Sur scène lors de la Convention nationale républicaine mardi, les partisans de l’ancien président Trump ont décrit les migrants qui traversent la frontière entre les États-Unis et le Mexique comme des membres de gangs dangereux, des trafiquants sexuels et des terroristes qui mettent les familles américaines « en grand danger ».
« L’arrivée de Joe Biden au pouvoir a également entraîné une augmentation des crimes violents commis par des migrants illégaux », explique un narrateur dans une vidéo diffusée lors de la convention. « Des crimes horribles, des meurtres, des attaques de gangs contre notre police, des crimes sexuels contre des enfants et le meurtre brutal d’une étudiante en soins infirmiers sur son campus universitaire. »
Quelques jours plus tôt, Trump avait failli être tué par un citoyen américain. Thomas Matthew Crooks était inscrit sur les listes électorales de Pennsylvanie, et seuls les citoyens américains peuvent s’inscrire.
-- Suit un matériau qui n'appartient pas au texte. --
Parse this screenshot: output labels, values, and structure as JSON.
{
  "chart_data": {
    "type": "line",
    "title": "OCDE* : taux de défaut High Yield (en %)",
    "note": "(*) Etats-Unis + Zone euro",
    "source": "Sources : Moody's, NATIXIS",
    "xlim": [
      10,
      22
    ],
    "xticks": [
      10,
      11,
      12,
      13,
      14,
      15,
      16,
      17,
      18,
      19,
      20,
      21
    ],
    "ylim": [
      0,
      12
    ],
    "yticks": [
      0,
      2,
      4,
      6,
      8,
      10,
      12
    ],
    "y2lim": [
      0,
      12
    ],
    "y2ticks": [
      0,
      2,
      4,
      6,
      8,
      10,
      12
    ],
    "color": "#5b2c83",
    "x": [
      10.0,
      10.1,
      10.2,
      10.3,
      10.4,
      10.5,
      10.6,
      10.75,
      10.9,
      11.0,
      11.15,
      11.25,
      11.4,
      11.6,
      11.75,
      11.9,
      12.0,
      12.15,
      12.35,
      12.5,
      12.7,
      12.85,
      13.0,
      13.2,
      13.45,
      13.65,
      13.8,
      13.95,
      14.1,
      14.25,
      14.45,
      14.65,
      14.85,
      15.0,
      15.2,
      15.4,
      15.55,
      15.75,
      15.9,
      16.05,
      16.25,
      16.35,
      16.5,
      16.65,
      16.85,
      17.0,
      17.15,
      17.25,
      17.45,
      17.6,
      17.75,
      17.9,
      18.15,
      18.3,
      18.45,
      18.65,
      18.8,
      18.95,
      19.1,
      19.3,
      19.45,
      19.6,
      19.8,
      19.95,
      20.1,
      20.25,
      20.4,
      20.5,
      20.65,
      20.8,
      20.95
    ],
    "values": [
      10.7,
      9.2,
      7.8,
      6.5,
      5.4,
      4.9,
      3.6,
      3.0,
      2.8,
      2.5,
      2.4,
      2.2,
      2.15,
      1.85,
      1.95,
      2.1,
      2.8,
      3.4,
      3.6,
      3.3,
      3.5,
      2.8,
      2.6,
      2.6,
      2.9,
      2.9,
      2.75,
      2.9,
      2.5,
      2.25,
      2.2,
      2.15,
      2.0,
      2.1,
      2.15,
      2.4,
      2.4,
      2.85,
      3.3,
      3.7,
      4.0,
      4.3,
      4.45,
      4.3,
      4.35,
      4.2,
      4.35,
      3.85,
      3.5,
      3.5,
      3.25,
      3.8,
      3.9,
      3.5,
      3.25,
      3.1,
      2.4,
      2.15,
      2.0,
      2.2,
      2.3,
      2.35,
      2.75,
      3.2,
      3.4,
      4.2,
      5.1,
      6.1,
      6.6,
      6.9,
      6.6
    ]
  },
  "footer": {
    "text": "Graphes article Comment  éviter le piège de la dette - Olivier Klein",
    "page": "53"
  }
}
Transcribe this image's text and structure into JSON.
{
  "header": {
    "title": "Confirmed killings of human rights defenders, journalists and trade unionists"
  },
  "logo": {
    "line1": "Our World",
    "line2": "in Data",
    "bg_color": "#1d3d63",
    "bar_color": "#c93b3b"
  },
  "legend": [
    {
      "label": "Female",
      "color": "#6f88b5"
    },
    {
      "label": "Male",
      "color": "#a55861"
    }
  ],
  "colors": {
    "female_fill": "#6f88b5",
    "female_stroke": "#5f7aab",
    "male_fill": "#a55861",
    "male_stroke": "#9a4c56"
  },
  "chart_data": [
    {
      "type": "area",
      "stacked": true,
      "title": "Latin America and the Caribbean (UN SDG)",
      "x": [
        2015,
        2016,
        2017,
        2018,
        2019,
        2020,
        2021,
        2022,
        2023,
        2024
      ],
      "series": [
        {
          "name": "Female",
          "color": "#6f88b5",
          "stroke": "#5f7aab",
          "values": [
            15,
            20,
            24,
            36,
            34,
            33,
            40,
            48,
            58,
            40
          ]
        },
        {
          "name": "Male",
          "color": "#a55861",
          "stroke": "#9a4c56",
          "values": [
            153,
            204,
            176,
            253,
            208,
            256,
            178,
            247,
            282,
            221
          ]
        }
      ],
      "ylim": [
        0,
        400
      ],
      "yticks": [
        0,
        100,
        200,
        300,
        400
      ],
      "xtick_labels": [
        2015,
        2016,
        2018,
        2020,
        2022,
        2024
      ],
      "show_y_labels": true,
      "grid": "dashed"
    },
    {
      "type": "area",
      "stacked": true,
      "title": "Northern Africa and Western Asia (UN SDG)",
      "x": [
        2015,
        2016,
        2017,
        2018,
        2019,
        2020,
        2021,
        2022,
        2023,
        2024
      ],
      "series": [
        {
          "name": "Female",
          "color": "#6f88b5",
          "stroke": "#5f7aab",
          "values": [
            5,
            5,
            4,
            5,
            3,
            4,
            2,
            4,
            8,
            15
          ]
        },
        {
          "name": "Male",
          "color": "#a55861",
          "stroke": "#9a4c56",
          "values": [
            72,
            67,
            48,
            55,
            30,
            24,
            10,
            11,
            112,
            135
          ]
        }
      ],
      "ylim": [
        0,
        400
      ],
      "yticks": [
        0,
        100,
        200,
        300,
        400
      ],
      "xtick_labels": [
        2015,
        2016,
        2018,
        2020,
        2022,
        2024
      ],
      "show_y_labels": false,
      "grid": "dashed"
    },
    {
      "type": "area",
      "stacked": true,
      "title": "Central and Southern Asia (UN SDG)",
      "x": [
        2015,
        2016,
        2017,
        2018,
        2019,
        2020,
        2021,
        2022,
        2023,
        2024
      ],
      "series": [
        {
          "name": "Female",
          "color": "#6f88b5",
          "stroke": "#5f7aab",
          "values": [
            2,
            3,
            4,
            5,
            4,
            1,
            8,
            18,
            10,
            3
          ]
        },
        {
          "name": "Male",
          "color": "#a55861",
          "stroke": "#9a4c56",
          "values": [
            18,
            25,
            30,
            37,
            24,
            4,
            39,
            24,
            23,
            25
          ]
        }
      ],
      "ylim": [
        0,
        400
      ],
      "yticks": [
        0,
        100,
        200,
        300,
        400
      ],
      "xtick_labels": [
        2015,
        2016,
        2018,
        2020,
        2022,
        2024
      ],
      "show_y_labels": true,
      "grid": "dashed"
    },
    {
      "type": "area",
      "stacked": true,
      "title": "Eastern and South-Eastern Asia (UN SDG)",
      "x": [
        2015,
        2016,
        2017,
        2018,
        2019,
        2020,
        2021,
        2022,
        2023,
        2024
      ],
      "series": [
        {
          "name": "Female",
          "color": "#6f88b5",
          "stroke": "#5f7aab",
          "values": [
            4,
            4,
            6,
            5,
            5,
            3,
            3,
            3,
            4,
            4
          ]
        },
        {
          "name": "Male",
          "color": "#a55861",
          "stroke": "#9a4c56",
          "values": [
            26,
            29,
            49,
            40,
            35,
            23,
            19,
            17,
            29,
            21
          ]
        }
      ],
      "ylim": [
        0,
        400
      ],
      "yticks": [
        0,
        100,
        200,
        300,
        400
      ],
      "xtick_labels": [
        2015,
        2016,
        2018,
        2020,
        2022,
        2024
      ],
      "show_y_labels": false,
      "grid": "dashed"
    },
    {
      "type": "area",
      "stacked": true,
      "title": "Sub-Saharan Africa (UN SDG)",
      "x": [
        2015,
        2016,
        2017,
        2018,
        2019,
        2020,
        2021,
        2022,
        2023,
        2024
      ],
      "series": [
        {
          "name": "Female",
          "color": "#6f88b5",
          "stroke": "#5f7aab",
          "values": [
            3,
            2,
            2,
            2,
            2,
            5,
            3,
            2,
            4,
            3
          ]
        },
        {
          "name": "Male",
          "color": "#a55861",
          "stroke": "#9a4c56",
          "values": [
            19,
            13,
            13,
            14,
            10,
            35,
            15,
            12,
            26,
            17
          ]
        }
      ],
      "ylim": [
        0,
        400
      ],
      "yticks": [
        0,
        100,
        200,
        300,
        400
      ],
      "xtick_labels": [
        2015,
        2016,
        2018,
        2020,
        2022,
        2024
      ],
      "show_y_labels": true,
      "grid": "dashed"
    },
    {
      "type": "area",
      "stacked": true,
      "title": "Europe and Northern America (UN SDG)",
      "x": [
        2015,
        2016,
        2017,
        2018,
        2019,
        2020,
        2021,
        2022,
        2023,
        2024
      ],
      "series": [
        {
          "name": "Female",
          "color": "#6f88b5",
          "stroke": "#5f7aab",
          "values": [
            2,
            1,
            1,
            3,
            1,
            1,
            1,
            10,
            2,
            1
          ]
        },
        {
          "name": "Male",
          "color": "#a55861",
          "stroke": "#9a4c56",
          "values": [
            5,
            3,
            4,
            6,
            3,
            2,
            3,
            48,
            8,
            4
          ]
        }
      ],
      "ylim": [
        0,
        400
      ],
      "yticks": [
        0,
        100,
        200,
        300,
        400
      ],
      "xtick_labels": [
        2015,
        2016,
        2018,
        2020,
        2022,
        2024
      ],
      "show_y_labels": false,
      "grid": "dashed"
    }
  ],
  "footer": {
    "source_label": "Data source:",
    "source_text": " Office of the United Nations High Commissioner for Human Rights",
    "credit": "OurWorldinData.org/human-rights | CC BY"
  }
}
Après cette tentative d’assassinat, Trump a continué à faire passer son message de campagne sans relâche, en présentant les immigrés comme la source de la violence aux États-Unis. Pourtant, la fusillade qui a blessé Trump à l’oreille aurait été commise par quelqu’un qui correspond au profil typique des auteurs de violences ciblées : un jeune homme blanc décrit par certains anciens camarades de classe comme un solitaire victime de harcèlement.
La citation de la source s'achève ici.